A year later spring was canceled. I packed up my office in a low-key panic, heading home for what I thought would be a few days. I still haven’t been back. Since Paris was released on March 29, 2019, we’ve spent as much time living in quarantine as outside of it.
I’m so tired of this. I’m tired of caveating my complaints with the acknowledgment that I’m fortunate to still have my job, fortunate to not have been sick, not to have lost anyone to COVID-19. I’m so goddamn tired of this. I want to celebrate springtime. I want to celebrate the way Paris makes me feel. I want to celebrate anything.
“No Parachutes,” the fifth song on Paris, features a refrain suggesting that we “build a plane out of styrofoam and cellophane.” It’s a clever bit of wordplay within the song, pointing with adult intent at a childlike desire to board a plane and escape, even when that’s impractical, even when your plane is self-made and has no chance of staying in the air.

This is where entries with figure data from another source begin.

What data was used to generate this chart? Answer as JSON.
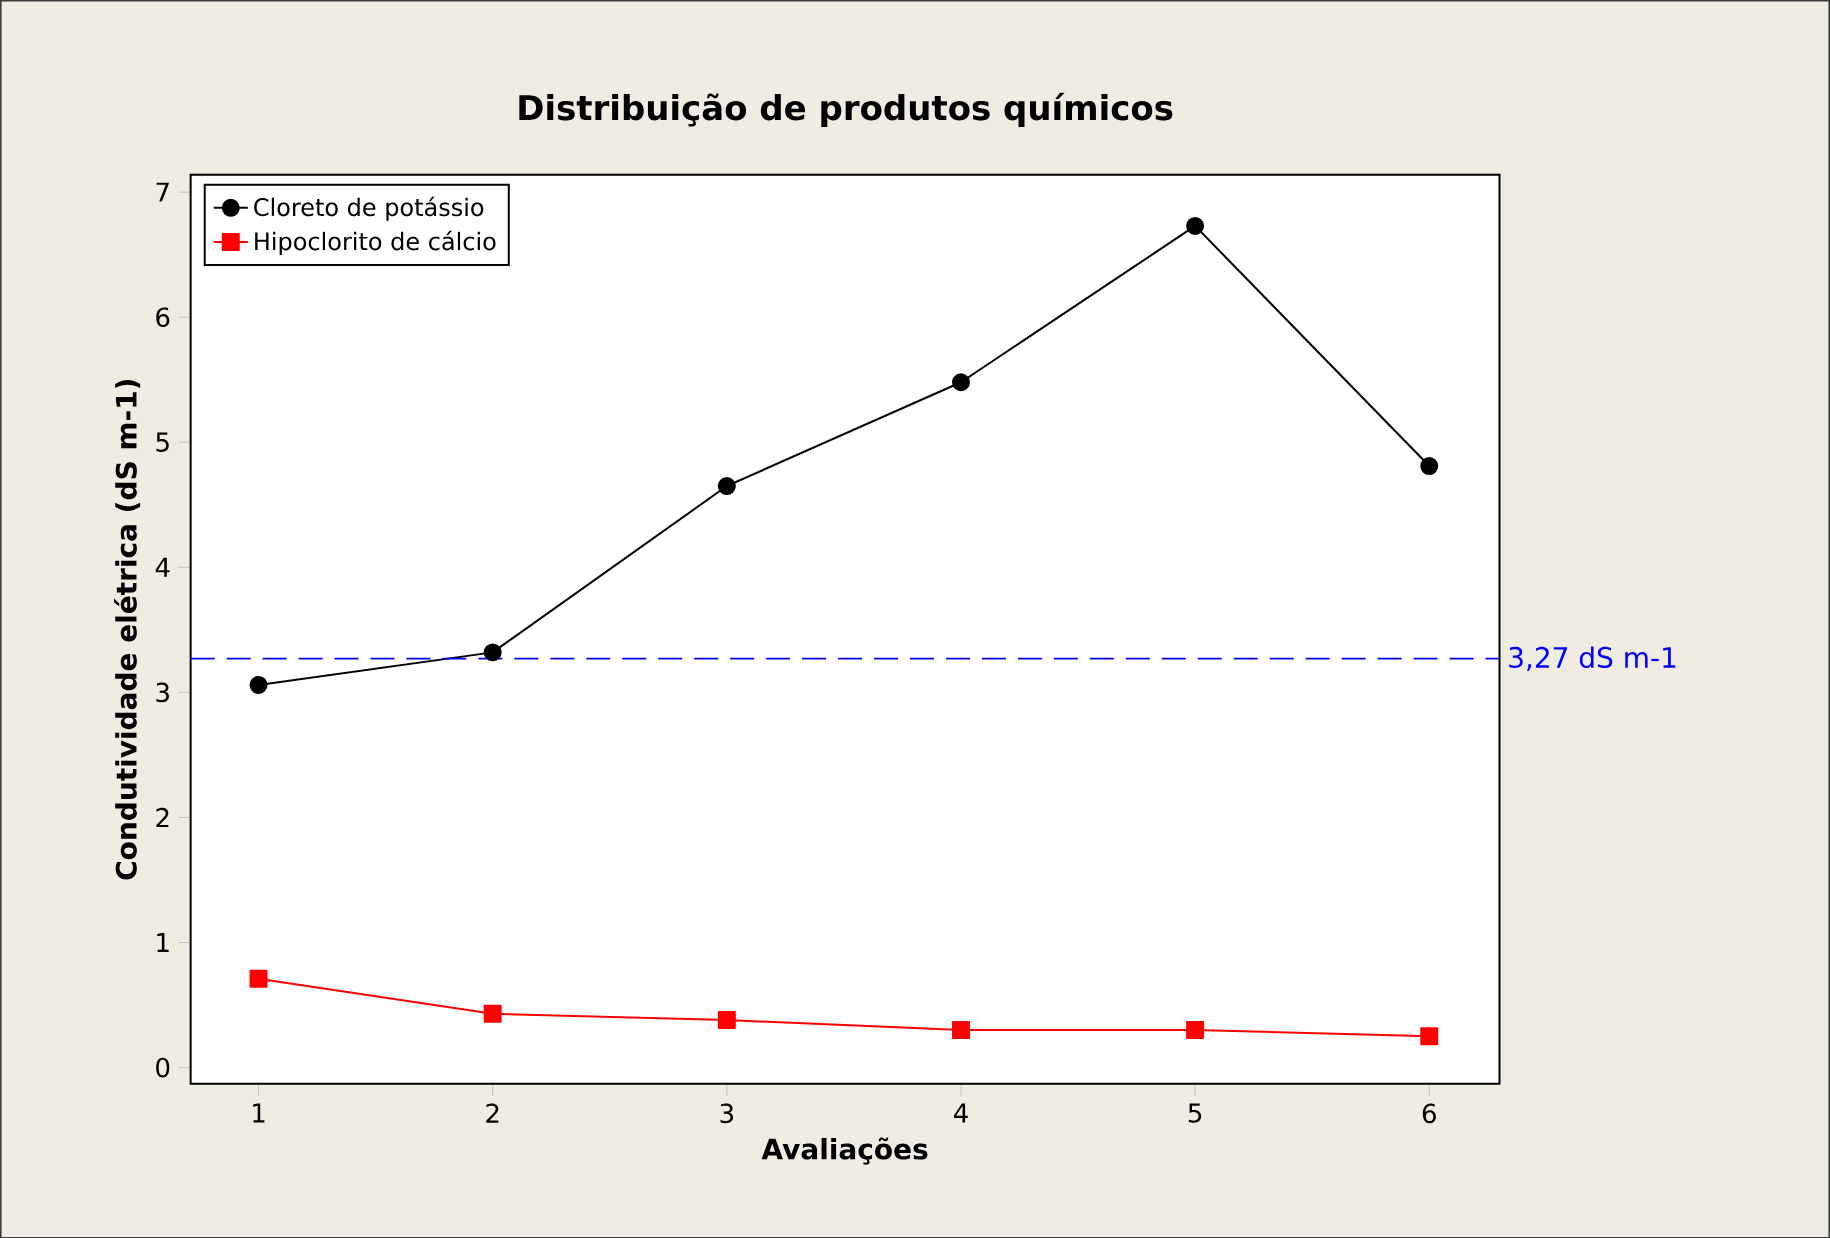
{
  "chart_data": {
    "type": "line",
    "title": "Distribuição de produtos químicos",
    "xlabel": "Avaliações",
    "ylabel": "Condutividade elétrica (dS m-1)",
    "x": [
      1,
      2,
      3,
      4,
      5,
      6
    ],
    "series": [
      {
        "name": "Cloreto de potássio",
        "color": "#000000",
        "marker": "circle",
        "values": [
          3.06,
          3.32,
          4.65,
          5.48,
          6.73,
          4.81
        ]
      },
      {
        "name": "Hipoclorito de cálcio",
        "color": "#ff0000",
        "marker": "square",
        "values": [
          0.71,
          0.43,
          0.38,
          0.3,
          0.3,
          0.25
        ]
      }
    ],
    "xlim": [
      0.71,
      6.3
    ],
    "ylim": [
      -0.13,
      7.14
    ],
    "xticks": [
      1,
      2,
      3,
      4,
      5,
      6
    ],
    "yticks": [
      0,
      1,
      2,
      3,
      4,
      5,
      6,
      7
    ],
    "ref_lines": [
      {
        "axis": "y",
        "value": 3.27,
        "label": "3,27 dS m-1",
        "color": "#0000ff",
        "line_style": "dashed"
      }
    ],
    "legend": "top left",
    "grid": false
  }
}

That song and those words could be somber but they’re not. They’re full of hope. They remind us that it’s okay to take emotional risk, to try something foolish because it’s desirable, that our hearts aren’t bound to where our feet must stand.
As the song draws to its conclusion, a chorus sings, “See you on the other side.” And yes, I think that’s it. We’re almost out of this. We’re so close. Spring is coming and where there was once despair there can now be, I think, hope. I’ll see you on the other side. We’ll celebrate together.